« NOUS NE SOMMES pas la pour nous prononcer sur la dépénalisation du cannabis, mais pour avoir le droit de l’utiliser dans certaines indications médicales », précise d’emblée le Dr Patrick Spiess, généraliste à Strasbourg et président de l’association Action Sida Ville, co-organisatrice de cette journée tenue dans les locaux du Parlement européen. Plusieurs exposés ont souligné l’intérêt du cannabis dans la sclérose en plaque, la prise en charge des douleurs cancéreuses, de la maladie de Crohn et des effets secondaires des traitements antirétroviraux. C’est aux Pays-Bas, au Royaume-Uni et en Suisse que l’usage du cannabis est le plus développé, avec des protocoles précis et une réglementation officielle qui garantit la qualité des produits et la bonne formation des intervenants. Aux Pays-Bas, 15 000 patients reçoivent du cannabis, en général sous forme de thé ou par vaporisation. La combustion y est certes jugée plus efficace, mais déconseillée pour des raisons sanitaires évidentes, sauf pour les cancéreux en phase terminale.

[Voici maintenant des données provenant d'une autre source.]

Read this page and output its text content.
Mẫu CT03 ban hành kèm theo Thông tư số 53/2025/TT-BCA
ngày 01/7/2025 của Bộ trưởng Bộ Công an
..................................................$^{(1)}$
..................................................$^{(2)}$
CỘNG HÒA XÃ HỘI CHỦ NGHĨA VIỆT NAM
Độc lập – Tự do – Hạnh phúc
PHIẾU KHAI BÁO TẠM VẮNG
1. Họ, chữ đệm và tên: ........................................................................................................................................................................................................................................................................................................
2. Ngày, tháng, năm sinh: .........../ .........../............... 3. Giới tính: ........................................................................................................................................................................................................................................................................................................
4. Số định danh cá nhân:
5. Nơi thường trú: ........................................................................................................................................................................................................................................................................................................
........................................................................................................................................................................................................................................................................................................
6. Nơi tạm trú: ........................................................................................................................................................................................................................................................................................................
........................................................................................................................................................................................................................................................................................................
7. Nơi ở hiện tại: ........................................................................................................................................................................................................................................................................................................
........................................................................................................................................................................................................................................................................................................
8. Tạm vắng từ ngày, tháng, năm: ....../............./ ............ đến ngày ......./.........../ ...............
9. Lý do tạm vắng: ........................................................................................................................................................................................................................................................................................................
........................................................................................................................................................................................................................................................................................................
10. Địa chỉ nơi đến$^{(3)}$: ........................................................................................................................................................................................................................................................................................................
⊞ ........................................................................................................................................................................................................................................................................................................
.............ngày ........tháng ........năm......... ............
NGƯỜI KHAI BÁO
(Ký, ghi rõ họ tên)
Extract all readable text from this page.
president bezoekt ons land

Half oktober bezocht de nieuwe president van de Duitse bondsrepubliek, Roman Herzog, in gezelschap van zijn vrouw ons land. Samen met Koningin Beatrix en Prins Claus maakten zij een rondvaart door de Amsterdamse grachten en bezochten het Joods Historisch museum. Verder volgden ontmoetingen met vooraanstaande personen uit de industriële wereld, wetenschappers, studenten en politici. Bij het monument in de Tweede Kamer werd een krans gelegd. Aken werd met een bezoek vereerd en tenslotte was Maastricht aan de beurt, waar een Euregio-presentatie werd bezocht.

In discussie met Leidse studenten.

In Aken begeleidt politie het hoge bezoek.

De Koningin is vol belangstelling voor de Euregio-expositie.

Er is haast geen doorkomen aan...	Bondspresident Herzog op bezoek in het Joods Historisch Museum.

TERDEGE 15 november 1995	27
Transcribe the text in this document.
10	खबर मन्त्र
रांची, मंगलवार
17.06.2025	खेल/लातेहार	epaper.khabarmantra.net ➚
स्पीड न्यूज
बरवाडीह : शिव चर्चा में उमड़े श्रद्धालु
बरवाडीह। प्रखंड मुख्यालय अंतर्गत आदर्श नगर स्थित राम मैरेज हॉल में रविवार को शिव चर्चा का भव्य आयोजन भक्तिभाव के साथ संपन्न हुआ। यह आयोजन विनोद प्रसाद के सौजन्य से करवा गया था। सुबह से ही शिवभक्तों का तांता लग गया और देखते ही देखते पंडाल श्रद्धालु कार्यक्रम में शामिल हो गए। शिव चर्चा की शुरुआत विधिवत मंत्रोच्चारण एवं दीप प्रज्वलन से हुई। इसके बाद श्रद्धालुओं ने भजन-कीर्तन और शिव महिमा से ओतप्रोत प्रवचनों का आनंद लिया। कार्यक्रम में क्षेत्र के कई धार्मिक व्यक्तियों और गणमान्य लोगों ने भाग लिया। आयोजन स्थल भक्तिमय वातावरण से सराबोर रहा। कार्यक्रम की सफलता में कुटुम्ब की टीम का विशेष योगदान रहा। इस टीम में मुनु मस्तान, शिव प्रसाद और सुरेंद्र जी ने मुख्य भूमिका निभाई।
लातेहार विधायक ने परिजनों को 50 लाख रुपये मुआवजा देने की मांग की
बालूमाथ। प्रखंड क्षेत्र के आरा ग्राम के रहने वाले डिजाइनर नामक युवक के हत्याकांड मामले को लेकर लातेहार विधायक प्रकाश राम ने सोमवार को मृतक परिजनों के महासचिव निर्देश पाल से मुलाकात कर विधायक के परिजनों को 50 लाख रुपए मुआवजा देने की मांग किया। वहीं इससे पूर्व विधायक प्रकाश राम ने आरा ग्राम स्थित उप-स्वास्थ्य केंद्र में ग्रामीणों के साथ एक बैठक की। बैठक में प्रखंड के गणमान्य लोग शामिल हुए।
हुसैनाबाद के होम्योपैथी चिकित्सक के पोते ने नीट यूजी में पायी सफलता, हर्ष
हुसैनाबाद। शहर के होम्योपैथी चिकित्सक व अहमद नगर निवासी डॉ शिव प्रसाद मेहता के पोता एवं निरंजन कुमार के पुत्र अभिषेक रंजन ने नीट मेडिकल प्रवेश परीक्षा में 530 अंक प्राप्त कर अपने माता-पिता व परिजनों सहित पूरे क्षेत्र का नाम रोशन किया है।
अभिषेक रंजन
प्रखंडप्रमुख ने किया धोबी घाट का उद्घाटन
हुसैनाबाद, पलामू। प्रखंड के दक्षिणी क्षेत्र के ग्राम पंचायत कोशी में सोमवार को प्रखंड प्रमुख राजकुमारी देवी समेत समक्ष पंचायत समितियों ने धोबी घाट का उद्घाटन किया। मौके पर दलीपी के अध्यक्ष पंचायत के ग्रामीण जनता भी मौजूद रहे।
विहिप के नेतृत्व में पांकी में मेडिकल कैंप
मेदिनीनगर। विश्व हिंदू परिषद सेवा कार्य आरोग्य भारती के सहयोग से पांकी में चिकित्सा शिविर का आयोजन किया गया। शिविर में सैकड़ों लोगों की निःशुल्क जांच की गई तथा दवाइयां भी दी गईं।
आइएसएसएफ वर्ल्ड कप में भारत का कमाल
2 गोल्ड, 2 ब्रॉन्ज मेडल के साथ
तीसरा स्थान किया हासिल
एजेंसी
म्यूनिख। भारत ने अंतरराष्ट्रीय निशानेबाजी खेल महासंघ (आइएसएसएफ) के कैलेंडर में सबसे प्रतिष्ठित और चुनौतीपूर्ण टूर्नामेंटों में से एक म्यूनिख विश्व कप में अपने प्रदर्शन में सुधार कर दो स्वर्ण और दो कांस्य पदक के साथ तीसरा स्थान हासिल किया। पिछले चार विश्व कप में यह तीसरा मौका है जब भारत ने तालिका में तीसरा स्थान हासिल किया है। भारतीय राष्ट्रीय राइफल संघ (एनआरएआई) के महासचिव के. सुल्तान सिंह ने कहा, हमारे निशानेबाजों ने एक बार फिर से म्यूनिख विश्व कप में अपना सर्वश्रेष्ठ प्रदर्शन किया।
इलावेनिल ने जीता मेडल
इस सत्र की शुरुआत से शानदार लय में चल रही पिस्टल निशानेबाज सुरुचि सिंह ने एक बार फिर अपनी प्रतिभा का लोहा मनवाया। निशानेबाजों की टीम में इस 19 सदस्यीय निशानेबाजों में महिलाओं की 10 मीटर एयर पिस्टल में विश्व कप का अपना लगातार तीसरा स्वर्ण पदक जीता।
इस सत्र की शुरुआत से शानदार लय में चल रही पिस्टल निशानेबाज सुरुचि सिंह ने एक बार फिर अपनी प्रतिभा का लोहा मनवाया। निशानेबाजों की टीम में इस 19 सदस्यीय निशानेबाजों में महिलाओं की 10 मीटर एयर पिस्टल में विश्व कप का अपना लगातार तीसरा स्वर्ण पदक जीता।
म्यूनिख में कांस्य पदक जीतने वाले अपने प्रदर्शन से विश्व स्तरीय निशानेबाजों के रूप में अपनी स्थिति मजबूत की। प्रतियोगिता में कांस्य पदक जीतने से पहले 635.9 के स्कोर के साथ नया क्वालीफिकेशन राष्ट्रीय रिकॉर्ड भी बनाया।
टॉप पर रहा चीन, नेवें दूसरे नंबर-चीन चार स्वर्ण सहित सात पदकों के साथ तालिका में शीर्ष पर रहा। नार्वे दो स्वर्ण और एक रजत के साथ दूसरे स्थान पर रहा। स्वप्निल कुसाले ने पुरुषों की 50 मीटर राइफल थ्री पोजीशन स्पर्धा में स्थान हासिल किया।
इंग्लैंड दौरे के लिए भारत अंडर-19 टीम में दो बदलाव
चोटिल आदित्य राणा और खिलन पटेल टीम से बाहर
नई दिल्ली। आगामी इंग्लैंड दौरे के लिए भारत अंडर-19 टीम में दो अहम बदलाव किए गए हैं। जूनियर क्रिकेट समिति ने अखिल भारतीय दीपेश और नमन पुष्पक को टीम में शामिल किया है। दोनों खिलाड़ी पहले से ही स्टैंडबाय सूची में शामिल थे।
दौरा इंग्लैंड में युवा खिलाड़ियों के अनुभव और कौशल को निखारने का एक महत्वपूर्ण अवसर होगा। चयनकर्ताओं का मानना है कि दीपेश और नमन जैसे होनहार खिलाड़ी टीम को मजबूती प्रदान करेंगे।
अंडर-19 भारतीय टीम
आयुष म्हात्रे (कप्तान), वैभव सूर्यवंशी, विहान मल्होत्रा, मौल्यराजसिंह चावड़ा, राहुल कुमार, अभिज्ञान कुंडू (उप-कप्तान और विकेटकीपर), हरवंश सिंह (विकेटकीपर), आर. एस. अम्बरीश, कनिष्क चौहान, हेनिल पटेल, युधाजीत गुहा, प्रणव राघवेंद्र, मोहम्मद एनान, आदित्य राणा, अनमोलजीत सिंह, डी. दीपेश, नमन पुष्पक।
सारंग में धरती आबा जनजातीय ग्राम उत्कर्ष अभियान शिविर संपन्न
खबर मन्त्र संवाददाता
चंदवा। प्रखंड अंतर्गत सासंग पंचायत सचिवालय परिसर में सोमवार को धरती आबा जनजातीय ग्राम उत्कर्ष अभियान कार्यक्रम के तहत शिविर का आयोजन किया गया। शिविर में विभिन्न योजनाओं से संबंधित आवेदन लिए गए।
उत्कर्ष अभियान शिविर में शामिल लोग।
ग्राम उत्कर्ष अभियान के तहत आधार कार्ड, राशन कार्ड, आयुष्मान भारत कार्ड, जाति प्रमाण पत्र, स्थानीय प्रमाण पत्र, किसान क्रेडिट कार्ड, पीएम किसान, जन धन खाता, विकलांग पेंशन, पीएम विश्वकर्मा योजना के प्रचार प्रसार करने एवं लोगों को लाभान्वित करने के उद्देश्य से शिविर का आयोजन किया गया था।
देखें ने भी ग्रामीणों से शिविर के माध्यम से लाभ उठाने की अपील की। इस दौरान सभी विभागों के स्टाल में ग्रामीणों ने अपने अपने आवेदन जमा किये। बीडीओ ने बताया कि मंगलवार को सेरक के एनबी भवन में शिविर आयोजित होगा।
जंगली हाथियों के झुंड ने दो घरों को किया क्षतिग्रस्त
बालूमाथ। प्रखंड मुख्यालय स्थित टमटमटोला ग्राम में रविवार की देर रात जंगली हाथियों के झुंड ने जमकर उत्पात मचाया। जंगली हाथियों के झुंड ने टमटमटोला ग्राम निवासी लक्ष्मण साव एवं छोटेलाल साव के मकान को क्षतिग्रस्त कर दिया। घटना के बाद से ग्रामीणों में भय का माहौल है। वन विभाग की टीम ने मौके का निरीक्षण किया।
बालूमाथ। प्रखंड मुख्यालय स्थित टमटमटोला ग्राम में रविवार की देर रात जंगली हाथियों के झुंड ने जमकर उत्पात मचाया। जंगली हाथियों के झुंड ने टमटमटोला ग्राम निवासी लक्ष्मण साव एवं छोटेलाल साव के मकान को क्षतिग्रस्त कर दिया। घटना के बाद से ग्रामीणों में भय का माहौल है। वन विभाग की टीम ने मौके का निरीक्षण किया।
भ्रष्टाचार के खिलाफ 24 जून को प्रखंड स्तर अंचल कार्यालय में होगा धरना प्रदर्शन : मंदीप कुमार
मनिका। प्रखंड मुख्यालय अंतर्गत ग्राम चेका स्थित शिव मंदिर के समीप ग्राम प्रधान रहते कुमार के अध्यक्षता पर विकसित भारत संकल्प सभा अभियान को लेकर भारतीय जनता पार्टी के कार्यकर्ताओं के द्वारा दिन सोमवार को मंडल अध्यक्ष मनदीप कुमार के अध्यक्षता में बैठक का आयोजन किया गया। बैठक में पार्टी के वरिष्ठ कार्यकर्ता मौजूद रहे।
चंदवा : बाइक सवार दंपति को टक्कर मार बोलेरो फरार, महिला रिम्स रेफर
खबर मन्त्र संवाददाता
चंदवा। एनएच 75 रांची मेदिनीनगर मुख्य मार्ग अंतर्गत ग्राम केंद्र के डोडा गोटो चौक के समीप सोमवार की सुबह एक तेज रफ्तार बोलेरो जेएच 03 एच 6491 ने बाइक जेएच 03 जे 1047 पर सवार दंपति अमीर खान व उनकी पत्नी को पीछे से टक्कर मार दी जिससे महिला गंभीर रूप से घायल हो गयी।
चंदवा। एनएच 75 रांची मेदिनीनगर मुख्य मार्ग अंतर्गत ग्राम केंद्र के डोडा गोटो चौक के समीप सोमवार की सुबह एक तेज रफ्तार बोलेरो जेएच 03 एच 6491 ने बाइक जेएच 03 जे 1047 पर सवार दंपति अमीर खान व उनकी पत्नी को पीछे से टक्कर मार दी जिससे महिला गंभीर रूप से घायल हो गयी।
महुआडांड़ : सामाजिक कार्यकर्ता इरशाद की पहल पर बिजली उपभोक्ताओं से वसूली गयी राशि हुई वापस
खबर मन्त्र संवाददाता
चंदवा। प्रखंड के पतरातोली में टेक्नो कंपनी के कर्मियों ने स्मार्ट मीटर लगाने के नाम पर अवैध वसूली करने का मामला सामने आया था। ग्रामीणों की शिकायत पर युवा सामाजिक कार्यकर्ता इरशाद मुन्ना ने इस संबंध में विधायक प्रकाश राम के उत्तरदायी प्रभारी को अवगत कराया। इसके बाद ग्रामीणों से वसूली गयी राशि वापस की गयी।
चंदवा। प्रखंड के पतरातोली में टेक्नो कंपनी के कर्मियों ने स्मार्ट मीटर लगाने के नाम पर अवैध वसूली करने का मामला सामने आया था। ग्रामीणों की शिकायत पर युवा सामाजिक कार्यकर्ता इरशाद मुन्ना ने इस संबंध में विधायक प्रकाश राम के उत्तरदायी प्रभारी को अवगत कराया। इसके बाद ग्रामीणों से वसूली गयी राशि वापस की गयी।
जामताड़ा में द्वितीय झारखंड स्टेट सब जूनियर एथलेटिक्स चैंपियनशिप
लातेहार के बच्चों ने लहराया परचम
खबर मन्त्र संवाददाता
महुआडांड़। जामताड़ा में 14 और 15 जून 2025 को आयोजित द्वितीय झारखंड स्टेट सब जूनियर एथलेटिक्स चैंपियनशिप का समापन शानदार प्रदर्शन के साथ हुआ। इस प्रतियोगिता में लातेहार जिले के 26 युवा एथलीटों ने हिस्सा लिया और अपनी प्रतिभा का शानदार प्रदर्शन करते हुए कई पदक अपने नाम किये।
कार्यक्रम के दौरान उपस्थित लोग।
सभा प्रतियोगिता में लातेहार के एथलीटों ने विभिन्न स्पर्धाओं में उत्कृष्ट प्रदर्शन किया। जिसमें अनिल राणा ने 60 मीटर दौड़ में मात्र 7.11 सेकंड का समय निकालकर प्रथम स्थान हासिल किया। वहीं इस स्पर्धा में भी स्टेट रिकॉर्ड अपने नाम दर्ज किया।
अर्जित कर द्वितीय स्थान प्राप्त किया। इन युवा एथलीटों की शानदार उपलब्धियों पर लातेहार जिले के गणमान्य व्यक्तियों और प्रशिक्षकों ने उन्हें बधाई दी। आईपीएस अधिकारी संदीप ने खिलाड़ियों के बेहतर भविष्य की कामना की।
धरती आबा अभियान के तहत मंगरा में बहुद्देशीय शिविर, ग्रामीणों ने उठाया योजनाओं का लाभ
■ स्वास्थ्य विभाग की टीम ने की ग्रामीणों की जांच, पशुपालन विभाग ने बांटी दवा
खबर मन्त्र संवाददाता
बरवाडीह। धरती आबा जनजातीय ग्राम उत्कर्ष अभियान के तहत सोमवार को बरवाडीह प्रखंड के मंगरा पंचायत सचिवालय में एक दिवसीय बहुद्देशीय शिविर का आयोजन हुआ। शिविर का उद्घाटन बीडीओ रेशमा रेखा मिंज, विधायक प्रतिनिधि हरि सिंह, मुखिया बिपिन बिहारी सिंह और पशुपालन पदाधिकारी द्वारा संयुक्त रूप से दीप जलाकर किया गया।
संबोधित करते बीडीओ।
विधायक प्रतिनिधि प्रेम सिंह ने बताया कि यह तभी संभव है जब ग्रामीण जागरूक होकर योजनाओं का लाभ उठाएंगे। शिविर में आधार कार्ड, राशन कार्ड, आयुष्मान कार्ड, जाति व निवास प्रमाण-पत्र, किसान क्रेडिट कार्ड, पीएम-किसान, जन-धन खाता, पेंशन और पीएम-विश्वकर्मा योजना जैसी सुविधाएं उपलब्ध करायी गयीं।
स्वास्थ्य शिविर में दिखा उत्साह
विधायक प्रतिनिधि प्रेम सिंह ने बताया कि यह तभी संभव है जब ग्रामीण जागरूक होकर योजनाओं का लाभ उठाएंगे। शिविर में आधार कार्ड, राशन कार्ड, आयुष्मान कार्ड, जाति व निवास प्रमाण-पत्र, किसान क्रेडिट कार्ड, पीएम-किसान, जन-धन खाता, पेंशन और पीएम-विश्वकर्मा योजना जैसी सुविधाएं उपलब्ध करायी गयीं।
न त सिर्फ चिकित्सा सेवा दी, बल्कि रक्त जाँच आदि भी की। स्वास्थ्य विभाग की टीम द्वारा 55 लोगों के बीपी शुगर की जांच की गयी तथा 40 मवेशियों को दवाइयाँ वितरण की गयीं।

À l’exemple de la morphine.
Rien de tout cela en France, où de nombreux médecins estiment que le cannabis est actuellement dans la même situation que la morphine il y a quelques années, frappée d’un interdit à la fois légal et moral qui prive les malades de ses atouts. Un médicament à base de cannabis, le Marinol, est exceptionnellement utilisé comme anti douleur et antiémétique, mais ses conditions de délivrance sont si strictes qu’il n’a été prescrit qu’à 11 patients en 2011. Résultat, la quasi-totalité des patients qui désirent utiliser du cannabis l’achètent dans la rue ou le cultivent eux-mêmes. Cent tonnes de cannabis sont récoltées chaque année en France, sans garantie de qualité ni, bien sûr, d’un usage optimal du produit, sans parler des risques légaux.
Le Dr Anny Zorn, généraliste à Strasbourg, prescrit du cannabis à quelques-uns de ses patients, notamment hyperactifs ou sous antirétroviraux, mais les envoie l’acheter ensuite aux Pays-Bas, dont les pharmacies proposent plusieurs variétés sous plusieurs formes. Elle voit dans le cannabis un excellent traitement de l’hyperactivité, intéressant aussi comme complément dans le sevrage de l’héroïne. Pour elle, il est temps de casser les tabous et de parler enfin du cannabis, tout en formant les professionnels à son utilisation.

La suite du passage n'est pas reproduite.